Я обязательно достигну сатори ещё до того, как часы в нише комнаты наверху пробьют, объявляя следующий час; покажу ему. А после просветления снова приду в ту комнату и обменяю сатори на шею осё. Без просветления жизни васё не отобрать. Во что бы то ни стало надо достичь сатори, ведь я — самурай.
Если же просветления не будет, я обращу меч против себя. Опозоренный самурай не должен жить. Я умру чисто.
Пока я так думал, моя рука сама собой снова залезла под матрац и вытащила оттуда короткий меч танто в красных лакированных ножнах. Я сжал его рукоятку; лакированные ножны оказались отброшены, и в темноте комнаты коротко сверкнуло холодное лезвие. Что-то жуткое, казалось, истекало из моей руки, собираясь на кончике смертоносного лезвия. Глядя как острое лезвие длиной 9 сун 5 бу[7] сходит на нет в иглоподобном острие, я вдруг ощутил неодолимое желание глубоко его воткнуть. Казалось, вся кровь в моём теле потекла в правую кисть, а ладонь на рукоятке взмокла. Губы затряслись.
Убрав танто в ножны и положив его поближе к себе справа, я сел в позу полного лотоса. Дзёсю сказал: «Му».[8] А что такое — му? Дерьмовый бонза! Я скрипнул зубами.
Мои боковые зубы были так плотно сжаты, что из носа выходило горячее дыхание. Виски отвердели и болели. Я открыл глаза в два раза шире, чем обычно.

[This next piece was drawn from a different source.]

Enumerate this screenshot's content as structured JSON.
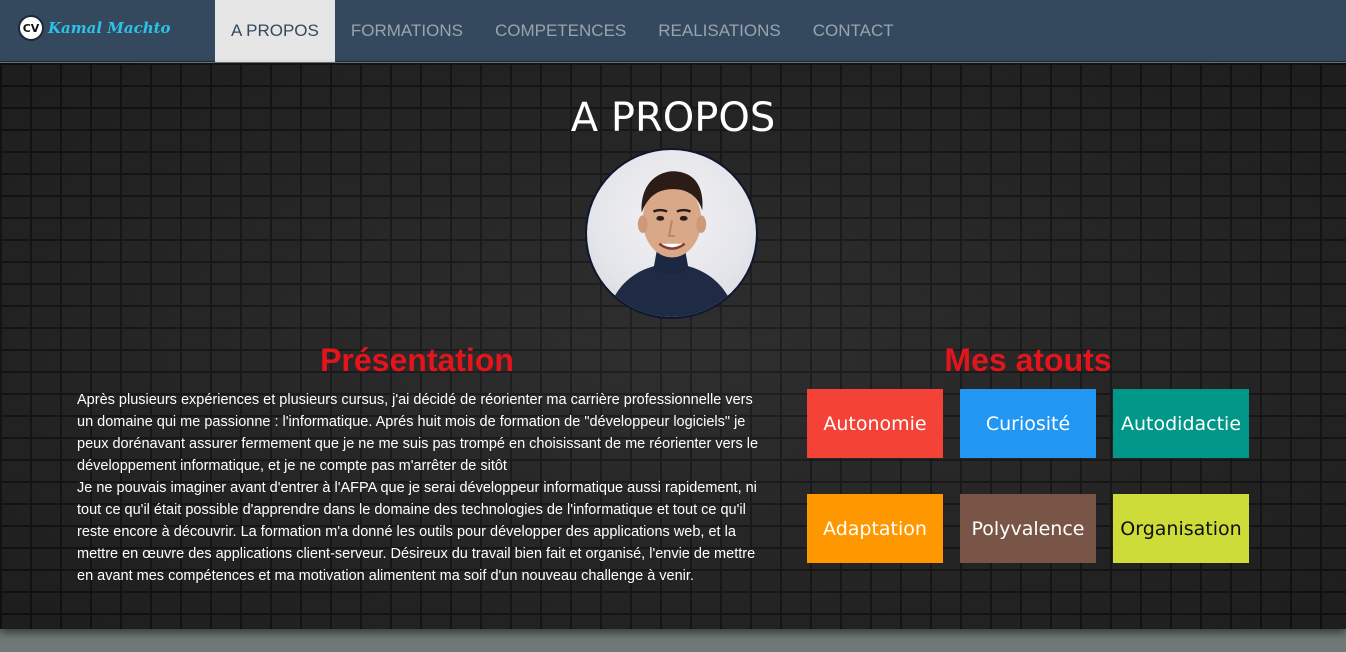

Я увидел висящий свиток. Увидел андо. Увидел татами. Увидел котелок лысой головы осё, как будто она была у меня перед глазами. Я даже услыхал насмешливое хихиканье, исходящее из его крокодильего рта. Наглый бонза! Непременно нужно снять эту лысую голову с этой шеи. Я обрету сатори! Му… Это му застряло у меня на корне языка. Но, несмотря на это му, я всё ещё ощущал запах благовоний. Вот ведь, благовония…
Вдруг я сжал кулаки и сильно замолотил себя по голове. Заскрежетал зубами. Из обеих подмышек катился пот. Спина одеревенела как палка. Коленные суставы внезапно заболели. Хоть бы они сломались, подумал я, но они все болели. Болели нестерпимо. Му никак не проявлялось. Каждый раз, когда оно должно было вот-вот появиться, возвращалась боль. Это злило. Выводило из себя. Я был сильно раздосадован. По щекам катились слёзы. Я захотел, чтобы передо мной появился большой валун, на который можно было бы броситься и разбить свои мышцы и кости.
И всё же я терпел, сидя неподвижно. В груди копилось труднопереносимое отчаяние. Это отчаяние проникло в тело снизу и поднималось, стремясь найти выход через поры, однако вся поверхность была закрыта; сложилось прискорбнейшее положение, когда никакого выхода не было.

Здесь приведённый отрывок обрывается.